The Hunger Games and Catching Fire by Suzanne Collins

Since I am a self-proclaimed geek, I have no problem admitting that I loved the Harry Potter books. When they were done, I did not get lured into reading any of the Twilight series; however, with so much hype around The Hunger Games trilogy, I couldn’t resist checking it out.  I was pretty disappointed.  Through the first two books (I’m currently about half-way through the third one), I have found them to basically be regurgitated sci-fi stories of old, written for a new generation of teenagers.  The first two books tell the story of a repressed dystopian society (see every single science fiction story ever told), where people (kids) are forced to fight to the death for the entertainment of others (see The Running Man, Rollerball, Gamer, Death Sport and hundreds of other science fiction stories).
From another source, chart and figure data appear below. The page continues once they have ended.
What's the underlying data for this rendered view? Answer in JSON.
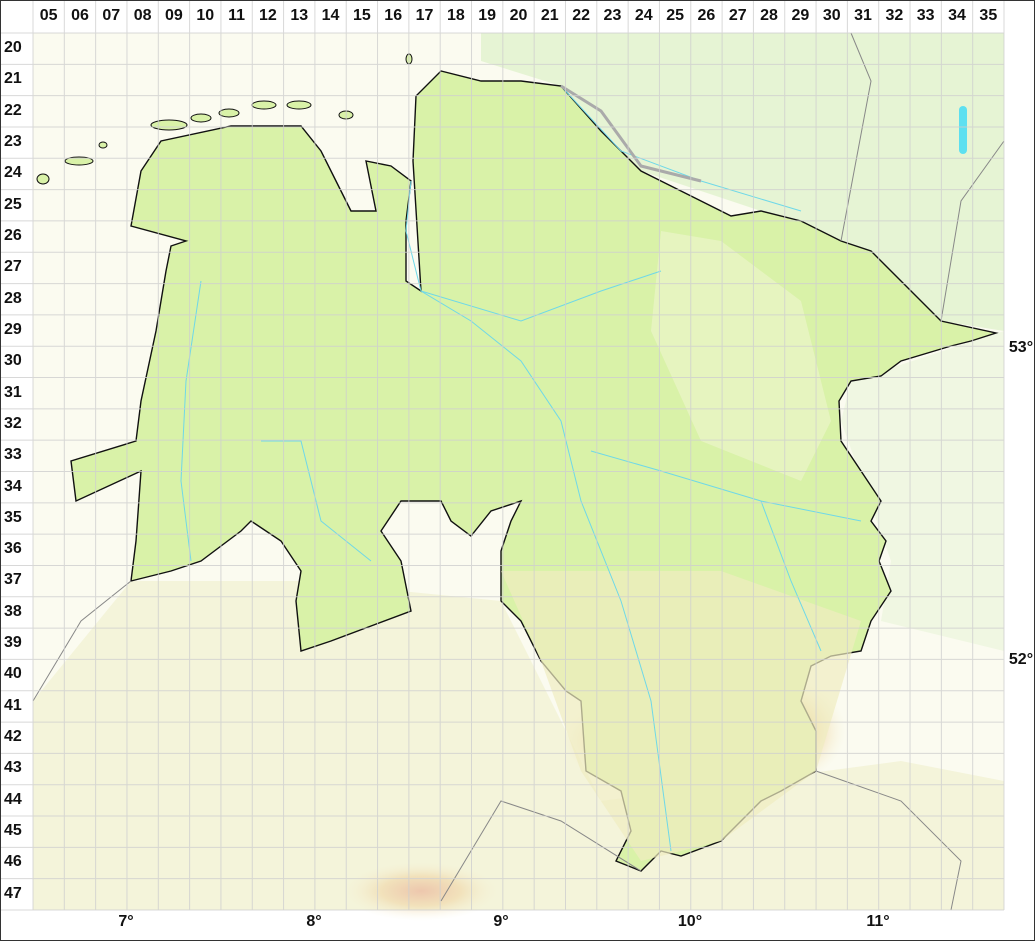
{
  "grid": {
    "columns": [
      "05",
      "06",
      "07",
      "08",
      "09",
      "10",
      "11",
      "12",
      "13",
      "14",
      "15",
      "16",
      "17",
      "18",
      "19",
      "20",
      "21",
      "22",
      "23",
      "24",
      "25",
      "26",
      "27",
      "28",
      "29",
      "30",
      "31",
      "32",
      "33",
      "34",
      "35"
    ],
    "rows": [
      "20",
      "21",
      "22",
      "23",
      "24",
      "25",
      "26",
      "27",
      "28",
      "29",
      "30",
      "31",
      "32",
      "33",
      "34",
      "35",
      "36",
      "37",
      "38",
      "39",
      "40",
      "41",
      "42",
      "43",
      "44",
      "45",
      "46",
      "47"
    ]
  },
  "longitude_labels": [
    "7°",
    "8°",
    "9°",
    "10°",
    "11°"
  ],
  "latitude_labels": [
    "53°",
    "52°"
  ],
  "colors": {
    "region_fill": "#d9f2a8",
    "lowland_outside": "#eaf5d8",
    "upland": "#f6f6dc",
    "highland": "#e8b890",
    "rivers": "#6fd8e8",
    "grid": "#dcdcdc",
    "border": "#111111"
  }
}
My biggest problem with the books so far is that, as an adult reading a teen-fiction novel, there has never been one second of reading these books where I can forget the fact that I am an adult reading a teen-fiction novel.  Where the Harry Potter books and The Hobbit are good enough to draw me in and make me forget my own life, these books constantly made me feel like I was reading a something from Justin Bieber’s book club.  Here are my two biggest complaints:

1)      The writing itself is awful.  Every single sentence focuses only on furthering the plot without ever offering any descriptions or details that might give depth to the setting or story.  (x = Noun + Verb – any adjectives/adverbs/descriptive words.  In this equation x = really bad story telling)

2)      I can’t stand the fact that the entire story is told in first-person, present tense.  You remember the part in the movie Elf where Buddy’s long-lost father mistakes him for a singing telegram and asks him to sing a song?  Not knowing what to sing, Buddy begins awkwardly describing everything that is happening right at that very moment to the hint of a tune.  That is how the entire narration of these books felt (Now I am running through the woods.  Now I hear a noise, so I raise my bow.  Now I think there is someone in the tree, etc.).
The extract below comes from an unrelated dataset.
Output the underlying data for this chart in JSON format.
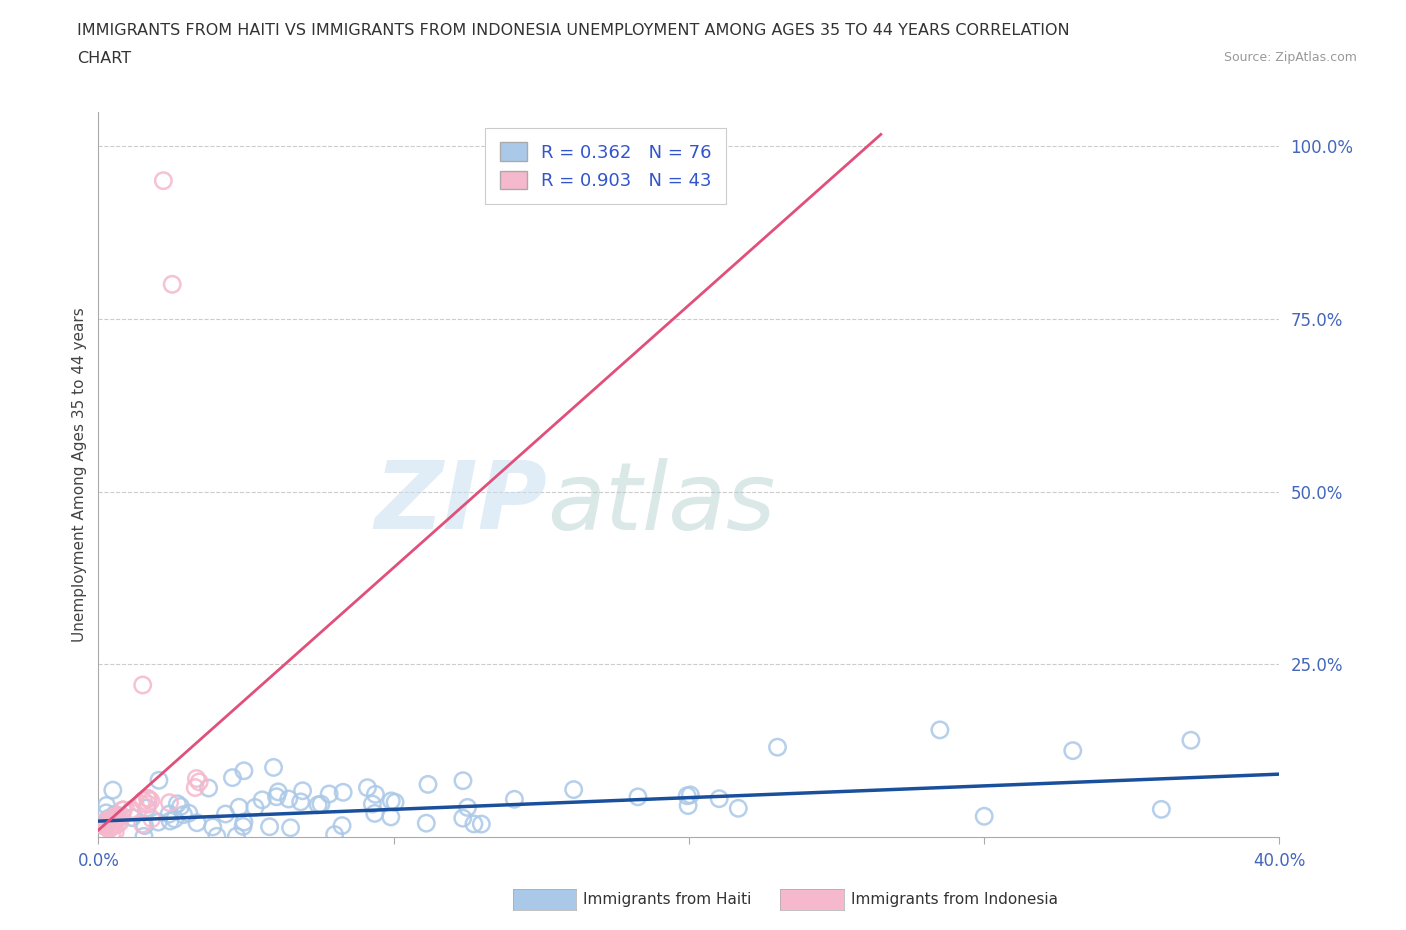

If you are looking for fast-paced brain candy that will keep you mildly entertained for a couple days, these books will serve that purpose.  However, if you are looking for a well-written science fiction series that will offer depth (and might even make you think), here are a couple that I highly recommend:

*The Ender Trilogy by Orson Scott Card (Ender’s Game, Speaker for the Dead, Xenocide, Children of the Mind)
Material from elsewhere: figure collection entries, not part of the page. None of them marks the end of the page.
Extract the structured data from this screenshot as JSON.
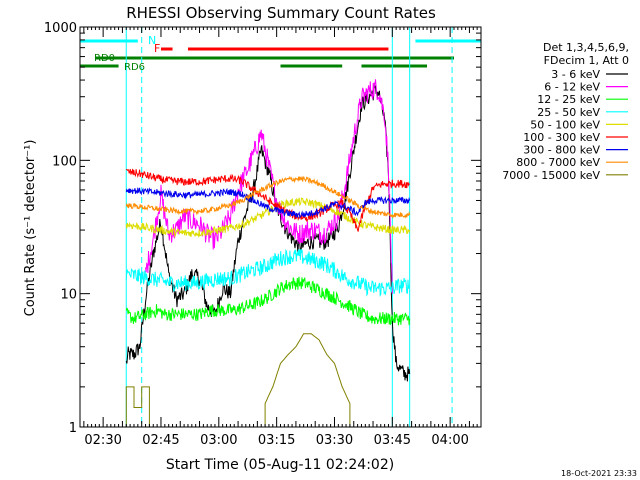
{
  "chart_data": {
    "type": "line",
    "title": "RHESSI Observing Summary Count Rates",
    "xlabel": "Start Time (05-Aug-11 02:24:02)",
    "ylabel": "Count Rate (s⁻¹ detector⁻¹)",
    "y_scale": "log",
    "ylim": [
      1,
      1000
    ],
    "y_ticks": [
      1,
      10,
      100,
      1000
    ],
    "x_unit": "minutes after 02:24:02",
    "xlim": [
      0,
      104
    ],
    "x_ticks": [
      {
        "label": "02:30",
        "value": 6
      },
      {
        "label": "02:45",
        "value": 21
      },
      {
        "label": "03:00",
        "value": 36
      },
      {
        "label": "03:15",
        "value": 51
      },
      {
        "label": "03:30",
        "value": 66
      },
      {
        "label": "03:45",
        "value": 81
      },
      {
        "label": "04:00",
        "value": 96
      }
    ],
    "legend": {
      "placement": "right",
      "header": [
        "Det 1,3,4,5,6,9,",
        "FDecim 1, Att 0"
      ]
    },
    "series": [
      {
        "name": "3 - 6 keV",
        "color": "#000000",
        "noise": 0.06,
        "points": [
          [
            12,
            3
          ],
          [
            12.5,
            3.5
          ],
          [
            14,
            3.5
          ],
          [
            15.5,
            4
          ],
          [
            17,
            9
          ],
          [
            19,
            20
          ],
          [
            21,
            35
          ],
          [
            23,
            14
          ],
          [
            25,
            9
          ],
          [
            27,
            10
          ],
          [
            29,
            14
          ],
          [
            31,
            13
          ],
          [
            33,
            8
          ],
          [
            35,
            7
          ],
          [
            37,
            11
          ],
          [
            39,
            10
          ],
          [
            41,
            25
          ],
          [
            43,
            40
          ],
          [
            45,
            60
          ],
          [
            47,
            120
          ],
          [
            49,
            80
          ],
          [
            51,
            45
          ],
          [
            53,
            32
          ],
          [
            55,
            26
          ],
          [
            57,
            22
          ],
          [
            59,
            24
          ],
          [
            61,
            25
          ],
          [
            63,
            24
          ],
          [
            65,
            26
          ],
          [
            67,
            32
          ],
          [
            69,
            55
          ],
          [
            71,
            120
          ],
          [
            73,
            260
          ],
          [
            75,
            300
          ],
          [
            76.5,
            330
          ],
          [
            77.5,
            320
          ],
          [
            79,
            200
          ],
          [
            80,
            80
          ],
          [
            81,
            6
          ],
          [
            82,
            3
          ],
          [
            84,
            2.5
          ],
          [
            85.5,
            2.5
          ]
        ]
      },
      {
        "name": "6 - 12 keV",
        "color": "#ff00ff",
        "noise": 0.08,
        "points": [
          [
            17,
            14
          ],
          [
            19,
            26
          ],
          [
            21,
            55
          ],
          [
            23,
            28
          ],
          [
            25,
            30
          ],
          [
            27,
            38
          ],
          [
            29,
            35
          ],
          [
            31,
            33
          ],
          [
            33,
            28
          ],
          [
            35,
            25
          ],
          [
            37,
            30
          ],
          [
            39,
            38
          ],
          [
            41,
            60
          ],
          [
            43,
            80
          ],
          [
            45,
            110
          ],
          [
            47,
            160
          ],
          [
            49,
            90
          ],
          [
            51,
            50
          ],
          [
            53,
            36
          ],
          [
            55,
            30
          ],
          [
            57,
            28
          ],
          [
            59,
            30
          ],
          [
            61,
            30
          ],
          [
            63,
            28
          ],
          [
            65,
            32
          ],
          [
            67,
            38
          ],
          [
            69,
            70
          ],
          [
            71,
            150
          ],
          [
            73,
            290
          ],
          [
            75,
            330
          ],
          [
            76.5,
            350
          ],
          [
            77.5,
            330
          ],
          [
            79,
            220
          ],
          [
            80,
            90
          ],
          [
            81,
            10
          ]
        ]
      },
      {
        "name": "12 - 25 keV",
        "color": "#00ff00",
        "noise": 0.05,
        "points": [
          [
            12,
            7
          ],
          [
            14,
            6.5
          ],
          [
            17,
            7
          ],
          [
            20,
            7.5
          ],
          [
            22,
            7
          ],
          [
            25,
            7
          ],
          [
            28,
            7
          ],
          [
            31,
            7
          ],
          [
            34,
            7.5
          ],
          [
            37,
            7.5
          ],
          [
            40,
            7.5
          ],
          [
            43,
            8
          ],
          [
            46,
            8.5
          ],
          [
            49,
            9.5
          ],
          [
            52,
            11
          ],
          [
            55,
            12
          ],
          [
            58,
            12
          ],
          [
            61,
            11
          ],
          [
            64,
            10
          ],
          [
            67,
            9
          ],
          [
            70,
            8
          ],
          [
            73,
            7
          ],
          [
            76,
            6.5
          ],
          [
            79,
            6.5
          ],
          [
            82,
            6.5
          ],
          [
            85.5,
            6.5
          ]
        ]
      },
      {
        "name": "25 - 50 keV",
        "color": "#00ffff",
        "noise": 0.06,
        "points": [
          [
            12,
            14
          ],
          [
            15,
            13.5
          ],
          [
            18,
            13
          ],
          [
            21,
            12.5
          ],
          [
            24,
            12
          ],
          [
            27,
            12
          ],
          [
            30,
            12
          ],
          [
            33,
            12.5
          ],
          [
            36,
            13
          ],
          [
            39,
            13
          ],
          [
            42,
            14
          ],
          [
            45,
            15
          ],
          [
            48,
            16
          ],
          [
            51,
            18
          ],
          [
            54,
            19
          ],
          [
            57,
            19
          ],
          [
            60,
            18
          ],
          [
            63,
            17
          ],
          [
            66,
            15
          ],
          [
            69,
            13
          ],
          [
            72,
            12
          ],
          [
            75,
            11
          ],
          [
            78,
            11
          ],
          [
            81,
            11
          ],
          [
            83,
            11.5
          ],
          [
            85.5,
            11.5
          ]
        ]
      },
      {
        "name": "50 - 100 keV",
        "color": "#dddd00",
        "noise": 0.03,
        "points": [
          [
            12,
            33
          ],
          [
            15,
            32
          ],
          [
            18,
            31
          ],
          [
            21,
            30
          ],
          [
            24,
            29
          ],
          [
            27,
            28.5
          ],
          [
            30,
            28.5
          ],
          [
            33,
            29
          ],
          [
            36,
            30
          ],
          [
            39,
            31
          ],
          [
            42,
            33
          ],
          [
            45,
            36
          ],
          [
            48,
            40
          ],
          [
            51,
            45
          ],
          [
            54,
            48
          ],
          [
            57,
            49
          ],
          [
            60,
            48
          ],
          [
            63,
            45
          ],
          [
            66,
            42
          ],
          [
            69,
            38
          ],
          [
            72,
            34
          ],
          [
            75,
            32
          ],
          [
            78,
            31
          ],
          [
            81,
            30
          ],
          [
            83,
            30
          ],
          [
            85.5,
            30
          ]
        ]
      },
      {
        "name": "100 - 300 keV",
        "color": "#ff0000",
        "noise": 0.03,
        "points": [
          [
            12,
            82
          ],
          [
            15,
            80
          ],
          [
            18,
            76
          ],
          [
            21,
            72
          ],
          [
            24,
            70
          ],
          [
            27,
            69
          ],
          [
            30,
            69
          ],
          [
            33,
            70
          ],
          [
            36,
            72
          ],
          [
            39,
            73
          ],
          [
            42,
            70
          ],
          [
            45,
            60
          ],
          [
            47,
            55
          ],
          [
            50,
            47
          ],
          [
            53,
            42
          ],
          [
            56,
            38
          ],
          [
            59,
            37
          ],
          [
            62,
            40
          ],
          [
            65,
            45
          ],
          [
            68,
            48
          ],
          [
            70,
            40
          ],
          [
            72,
            30
          ],
          [
            74,
            45
          ],
          [
            76,
            62
          ],
          [
            78,
            66
          ],
          [
            81,
            67
          ],
          [
            83,
            67
          ],
          [
            85.5,
            66
          ]
        ]
      },
      {
        "name": "300 - 800 keV",
        "color": "#0000ee",
        "noise": 0.025,
        "points": [
          [
            12,
            60
          ],
          [
            15,
            59
          ],
          [
            18,
            58
          ],
          [
            21,
            57
          ],
          [
            24,
            56
          ],
          [
            27,
            55
          ],
          [
            30,
            55
          ],
          [
            33,
            56
          ],
          [
            36,
            57
          ],
          [
            39,
            58
          ],
          [
            42,
            56
          ],
          [
            45,
            50
          ],
          [
            48,
            45
          ],
          [
            51,
            42
          ],
          [
            54,
            40
          ],
          [
            57,
            39
          ],
          [
            60,
            40
          ],
          [
            63,
            43
          ],
          [
            66,
            47
          ],
          [
            69,
            45
          ],
          [
            72,
            40
          ],
          [
            74,
            48
          ],
          [
            76,
            50
          ],
          [
            78,
            50
          ],
          [
            81,
            50
          ],
          [
            83,
            50
          ],
          [
            85.5,
            50
          ]
        ]
      },
      {
        "name": "800 - 7000 keV",
        "color": "#ff8c00",
        "noise": 0.02,
        "points": [
          [
            12,
            46
          ],
          [
            15,
            45
          ],
          [
            18,
            44
          ],
          [
            21,
            43
          ],
          [
            24,
            42
          ],
          [
            27,
            41.5
          ],
          [
            30,
            41.5
          ],
          [
            33,
            42
          ],
          [
            36,
            44
          ],
          [
            39,
            46
          ],
          [
            42,
            50
          ],
          [
            45,
            56
          ],
          [
            48,
            62
          ],
          [
            51,
            68
          ],
          [
            54,
            72
          ],
          [
            57,
            73
          ],
          [
            60,
            70
          ],
          [
            63,
            65
          ],
          [
            66,
            58
          ],
          [
            69,
            52
          ],
          [
            72,
            46
          ],
          [
            75,
            42
          ],
          [
            78,
            40
          ],
          [
            81,
            39
          ],
          [
            83,
            39
          ],
          [
            85.5,
            39
          ]
        ]
      },
      {
        "name": "7000 - 15000 keV",
        "color": "#808000",
        "noise": 0,
        "points": [
          [
            12,
            1
          ],
          [
            12,
            2
          ],
          [
            14,
            2
          ],
          [
            14,
            1.4
          ],
          [
            16,
            1.4
          ],
          [
            16,
            2
          ],
          [
            18,
            2
          ],
          [
            18,
            1
          ],
          [
            48,
            1
          ],
          [
            48,
            1.5
          ],
          [
            50,
            2
          ],
          [
            52,
            3
          ],
          [
            54,
            3.5
          ],
          [
            56,
            4
          ],
          [
            58,
            5
          ],
          [
            60,
            5
          ],
          [
            62,
            4.5
          ],
          [
            64,
            3.5
          ],
          [
            66,
            3
          ],
          [
            68,
            2
          ],
          [
            70,
            1.5
          ],
          [
            70,
            1
          ]
        ]
      }
    ],
    "annotations": [
      {
        "text": "N",
        "color": "#00ffff"
      },
      {
        "text": "F",
        "color": "#ff0000"
      },
      {
        "text": "RD0",
        "color": "#008000"
      },
      {
        "text": "RD6",
        "color": "#008000"
      }
    ],
    "vertical_markers": [
      {
        "x": 12,
        "color": "#00ffff",
        "style": "solid"
      },
      {
        "x": 16,
        "color": "#00ffff",
        "style": "dashed"
      },
      {
        "x": 81,
        "color": "#00ffff",
        "style": "solid"
      },
      {
        "x": 85.5,
        "color": "#00ffff",
        "style": "solid"
      },
      {
        "x": 96.5,
        "color": "#00ffff",
        "style": "dashed"
      }
    ],
    "flag_bars": [
      {
        "row": 1,
        "color": "#00ffff",
        "segments": [
          [
            0,
            15
          ],
          [
            87,
            104
          ]
        ]
      },
      {
        "row": 2,
        "color": "#ff0000",
        "segments": [
          [
            21,
            24
          ],
          [
            28,
            80
          ]
        ]
      },
      {
        "row": 3,
        "color": "#008000",
        "segments": [
          [
            4,
            97
          ]
        ]
      },
      {
        "row": 4,
        "color": "#008000",
        "segments": [
          [
            0,
            10
          ],
          [
            52,
            68
          ],
          [
            73,
            90
          ]
        ]
      }
    ]
  },
  "footer": {
    "timestamp": "18-Oct-2021 23:33"
  }
}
        *The Lilith’s Brood Series by Octavia E Butler (Dawn, Adulthood Rites, Imago)

Bossypants by Tina Fey

If you want an unbiased opinion on this book, you’ll have to look elsewhere, as I am shamelessly in love with Tina Fey.  The book is hilarious and surprisingly astute at times.  It keeps you entertained with the behind the scenes stories of “Saturday Night Live” and “30 Rock,” while offering random nuggets of wisdom.  I recommend getting the audio book for this one: hearing Tina read the jokes herself made them all the more funny.

Born Standing Up: A Comic’s Life by Steve Martin

Although this book was not as laugh-out-loud funny as Tina Fey’s book, Steve Martin offers a much more traditional memoir.  Rather than filling the pages with whimsy and humor, Martin digs into the joys and pains that fame has brought him, revealing some of the personal struggles and public adversity that he faced while breaking into the stand-up comedy scene.  It is elegantly and honestly written and, I believe, any fan of Steve Martin will enjoy reading it.  As a Disneyland geek, I especially liked learning how much of a part Disneyland played in his early success as an entertainer.